सं Samvidhan

Bharatiya Nyaya Sanhita, 2023

Section 82

Marrying again during lifetime of husband or wife

Why this exists

This provision continues the old Section 494/495 of the Indian Penal Code, rooted in 19th-century colonial-era marriage law that recognized monogamy as the legal norm for most personal laws in India (subject to religious personal law exceptions like Muslim law permitting polygamy). It aims to protect the sanctity of marriage, prevent deception of a new spouse, and give legal remedy to a spouse whose partner secretly remarries.

How courts read it

Courts under the earlier IPC Section 494/495 (identical text) held that a valid first marriage must be proved for a bigamy conviction — mere cohabitation or unproven marriage rites do not suffice (e.g., courts insisted on proof of essential ceremonies under the applicable personal law, as seen in rulings like Kanwal Ram v. State of Himachal Pradesh).

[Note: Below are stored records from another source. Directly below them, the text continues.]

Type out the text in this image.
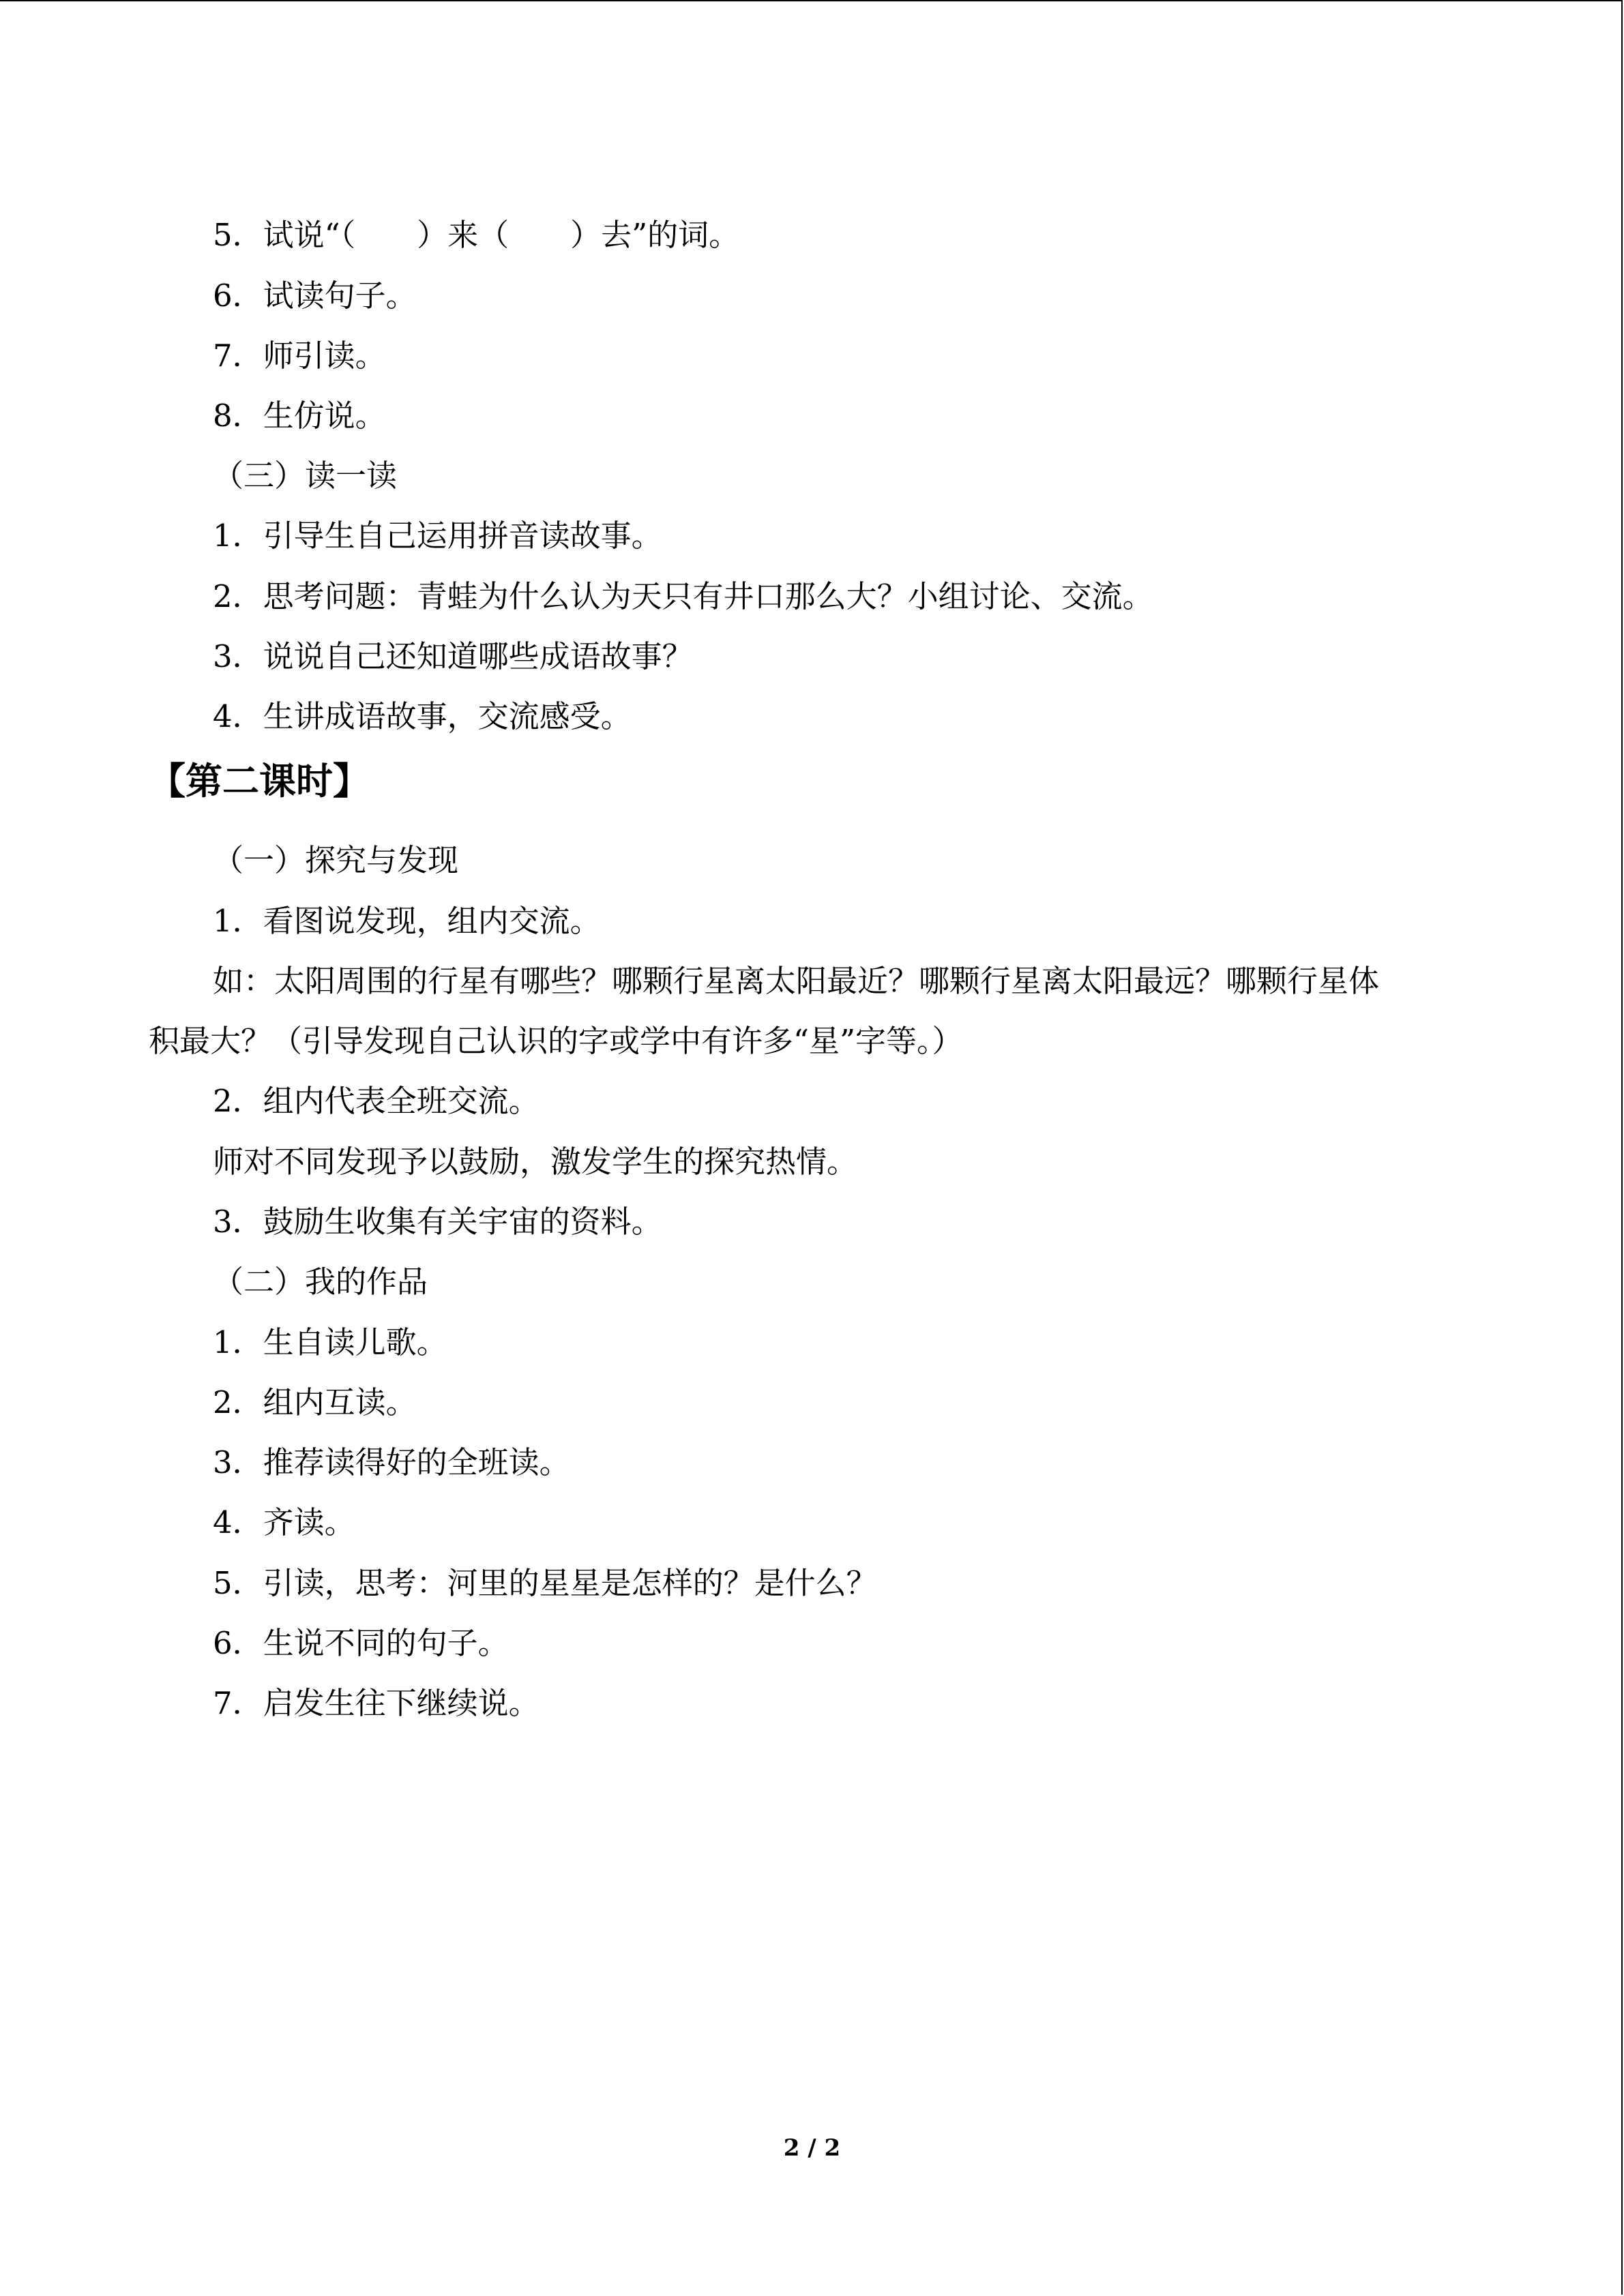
5．试说“（　　）来（　　）去”的词。
6．试读句子。
7．师引读。
8．生仿说。
（三）读一读
1．引导生自己运用拼音读故事。
2．思考问题：青蛙为什么认为天只有井口那么大？小组讨论、交流。
3．说说自己还知道哪些成语故事？
4．生讲成语故事，交流感受。
【第二课时】
（一）探究与发现
1．看图说发现，组内交流。
如：太阳周围的行星有哪些？哪颗行星离太阳最近？哪颗行星离太阳最远？哪颗行星体
积最大？（引导发现自己认识的字或学中有许多“星”字等。）
2．组内代表全班交流。
师对不同发现予以鼓励，激发学生的探究热情。
3．鼓励生收集有关宇宙的资料。
（二）我的作品
1．生自读儿歌。
2．组内互读。
3．推荐读得好的全班读。
4．齐读。
5．引读，思考：河里的星星是怎样的？是什么？
6．生说不同的句子。
7．启发生往下继续说。
2 / 2
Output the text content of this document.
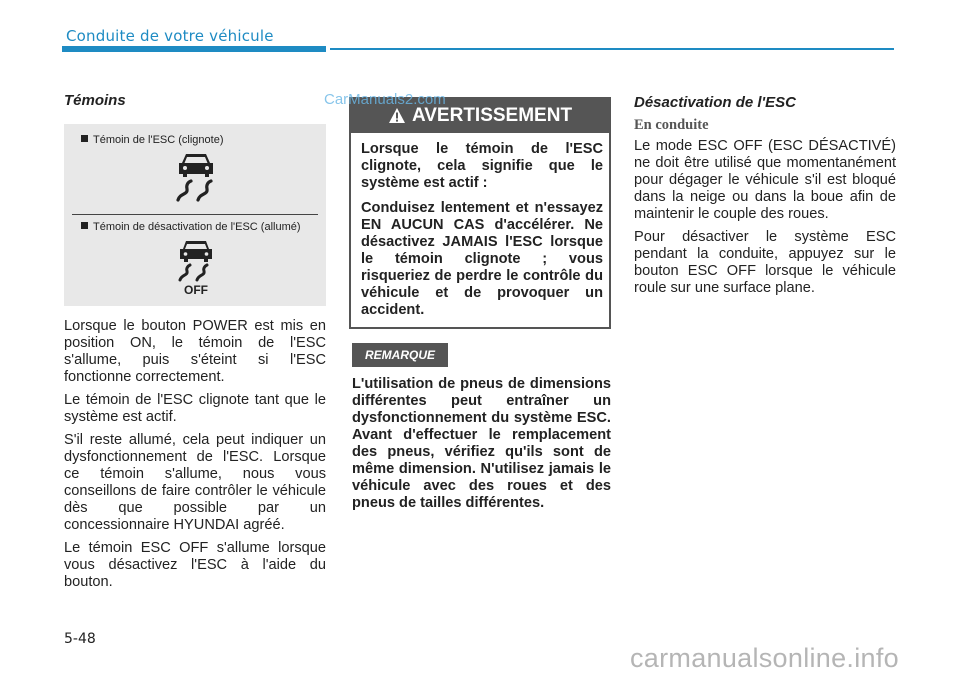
Conduite de votre véhicule
Témoins
Témoin de l'ESC (clignote)
Témoin de désactivation de l'ESC (allumé)
OFF

Lorsque le bouton POWER est mis en position ON, le témoin de l'ESC s'allume, puis s'éteint si l'ESC fonctionne correctement.

Le témoin de l'ESC clignote tant que le système est actif.

S'il reste allumé, cela peut indiquer un dysfonctionnement de l'ESC. Lorsque ce témoin s'allume, nous vous conseillons de faire contrôler le véhicule dès que possible par un concessionnaire HYUNDAI agréé.

Le témoin ESC OFF s'allume lorsque vous désactivez l'ESC à l'aide du bouton.

AVERTISSEMENT

Lorsque le témoin de l'ESC clignote, cela signifie que le système est actif :

Conduisez lentement et n'essayez EN AUCUN CAS d'accélérer. Ne désactivez JAMAIS l'ESC lorsque le témoin clignote ; vous risqueriez de perdre le contrôle du véhicule et de provoquer un accident.

REMARQUE
L'utilisation de pneus de dimensions différentes peut entraîner un dysfonctionnement du système ESC. Avant d'effectuer le remplacement des pneus, vérifiez qu'ils sont de même dimension. N'utilisez jamais le véhicule avec des roues et des pneus de tailles différentes.
Désactivation de l'ESC
En conduite

Le mode ESC OFF (ESC DÉSACTIVÉ) ne doit être utilisé que momentanément pour dégager le véhicule s'il est bloqué dans la neige ou dans la boue afin de maintenir le couple des roues.

Pour désactiver le système ESC pendant la conduite, appuyez sur le bouton ESC OFF lorsque le véhicule roule sur une surface plane.

5-48
CarManuals2.com
carmanualsonline.info
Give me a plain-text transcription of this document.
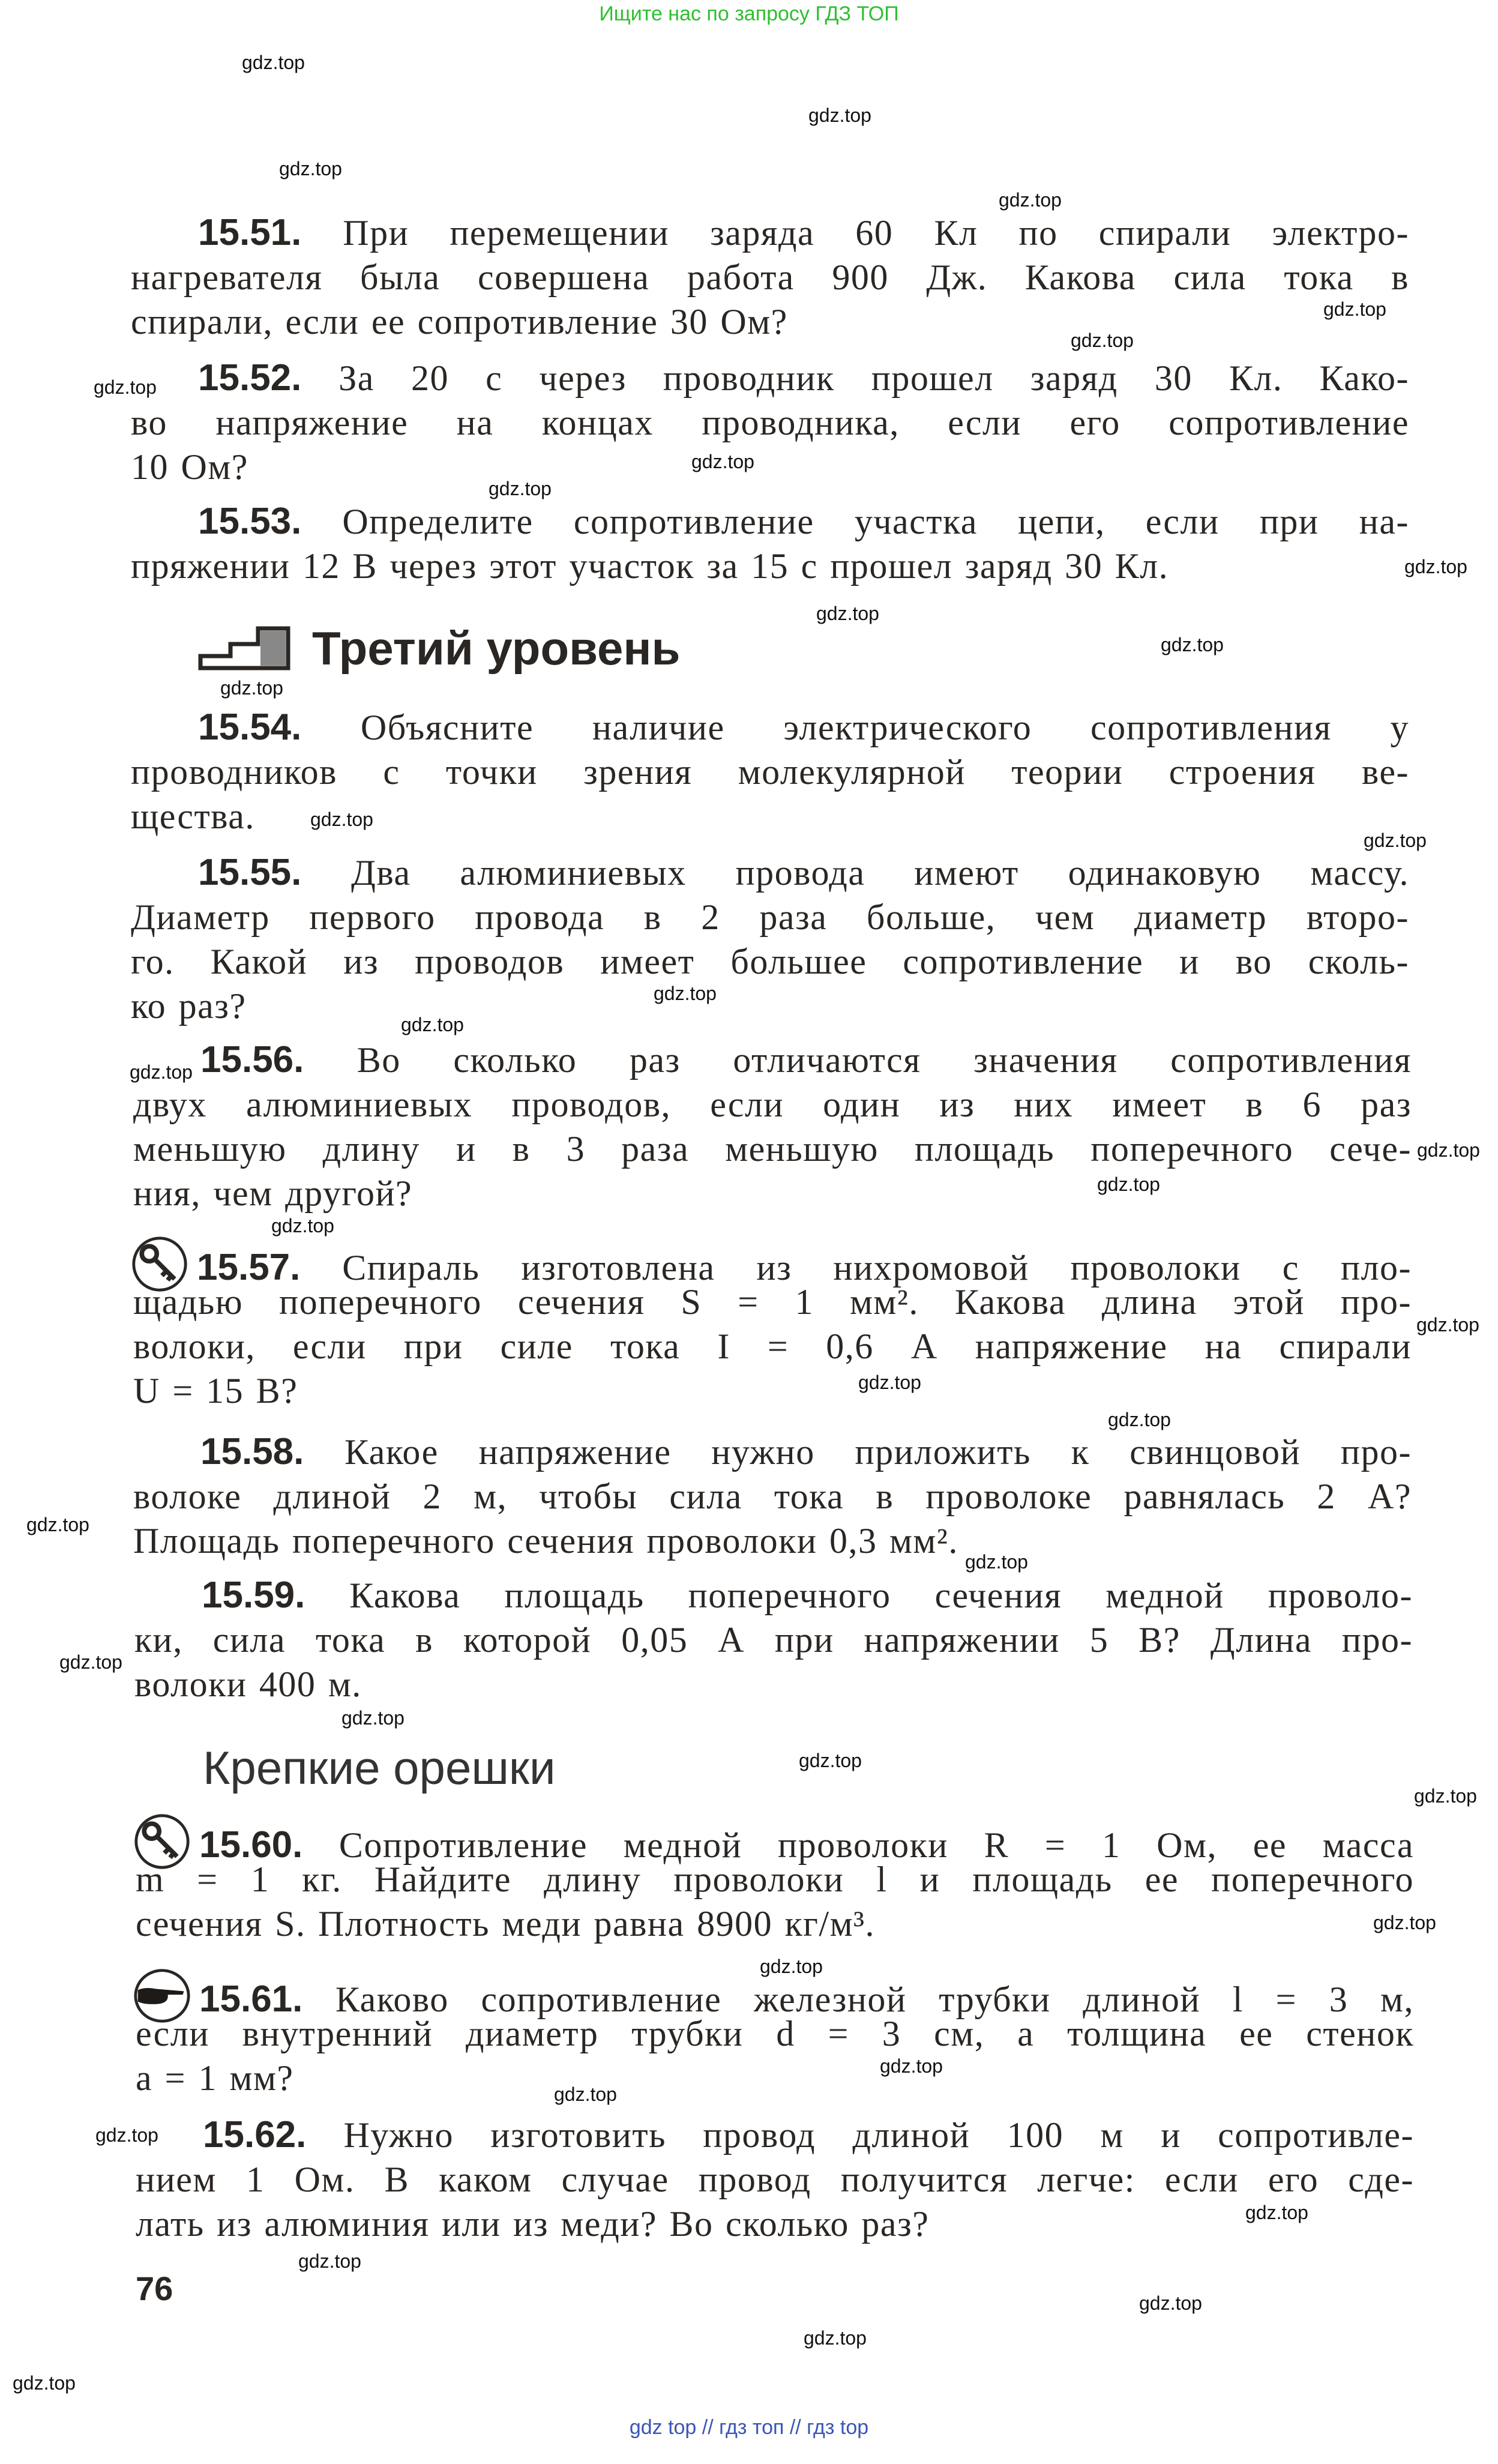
Ищите нас по запросу ГДЗ ТОП
15.51. При перемещении заряда 60 Кл по спирали электро-
нагревателя была совершена работа 900 Дж. Какова сила тока в
спирали, если ее сопротивление 30 Ом?
15.52. За 20 с через проводник прошел заряд 30 Кл. Како-
во напряжение на концах проводника, если его сопротивление
10 Ом?
15.53. Определите сопротивление участка цепи, если при на-
пряжении 12 В через этот участок за 15 с прошел заряд 30 Кл.
15.54. Объясните наличие электрического сопротивления у
проводников с точки зрения молекулярной теории строения ве-
щества.
15.55. Два алюминиевых провода имеют одинаковую массу.
Диаметр первого провода в 2 раза больше, чем диаметр второ-
го. Какой из проводов имеет большее сопротивление и во сколь-
ко раз?
15.56. Во сколько раз отличаются значения сопротивления
двух алюминиевых проводов, если один из них имеет в 6 раз
меньшую длину и в 3 раза меньшую площадь поперечного сече-
ния, чем другой?
15.57. Спираль изготовлена из нихромовой проволоки с пло-
щадью поперечного сечения S = 1 мм². Какова длина этой про-
волоки, если при силе тока I = 0,6 А напряжение на спирали
U = 15 В?
15.58. Какое напряжение нужно приложить к свинцовой про-
волоке длиной 2 м, чтобы сила тока в проволоке равнялась 2 А?
Площадь поперечного сечения проволоки 0,3 мм².
15.59. Какова площадь поперечного сечения медной проволо-
ки, сила тока в которой 0,05 А при напряжении 5 В? Длина про-
волоки 400 м.
15.60. Сопротивление медной проволоки R = 1 Ом, ее масса
m = 1 кг. Найдите длину проволоки l и площадь ее поперечного
сечения S. Плотность меди равна 8900 кг/м³.
15.61. Каково сопротивление железной трубки длиной l = 3 м,
если внутренний диаметр трубки d = 3 см, а толщина ее стенок
a = 1 мм?
15.62. Нужно изготовить провод длиной 100 м и сопротивле-
нием 1 Ом. В каком случае провод получится легче: если его сде-
лать из алюминия или из меди? Во сколько раз?
Третий уровень
Крепкие орешки
76
gdz.top
gdz.top
gdz.top
gdz.top
gdz.top
gdz.top
gdz.top
gdz.top
gdz.top
gdz.top
gdz.top
gdz.top
gdz.top
gdz.top
gdz.top
gdz.top
gdz.top
gdz.top
gdz.top
gdz.top
gdz.top
gdz.top
gdz.top
gdz.top
gdz.top
gdz.top
gdz.top
gdz.top
gdz.top
gdz.top
gdz.top
gdz.top
gdz.top
gdz.top
gdz.top
gdz.top
gdz.top
gdz.top
gdz.top
gdz.top
gdz top // гдз топ // гдз top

Courts also clarified that the concealment aggravation under sub-section (2) requires proof that the new spouse was genuinely unaware of the earlier marriage.

Common misconceptions
  • Myth: If the first marriage was unhappy or informal, remarrying isn't really a crime.
    Fact: The law only cares whether the first marriage was legally valid and still subsisting — unhappiness or informality doesn't remove criminal liability.
  • Myth: Waiting for the spouse to disappear for a few years automatically allows remarriage without any conditions.
    Fact: The 7-year missing-spouse exception only applies if the remarrying person honestly discloses the situation to the new spouse before marrying; hiding it still makes it an offence.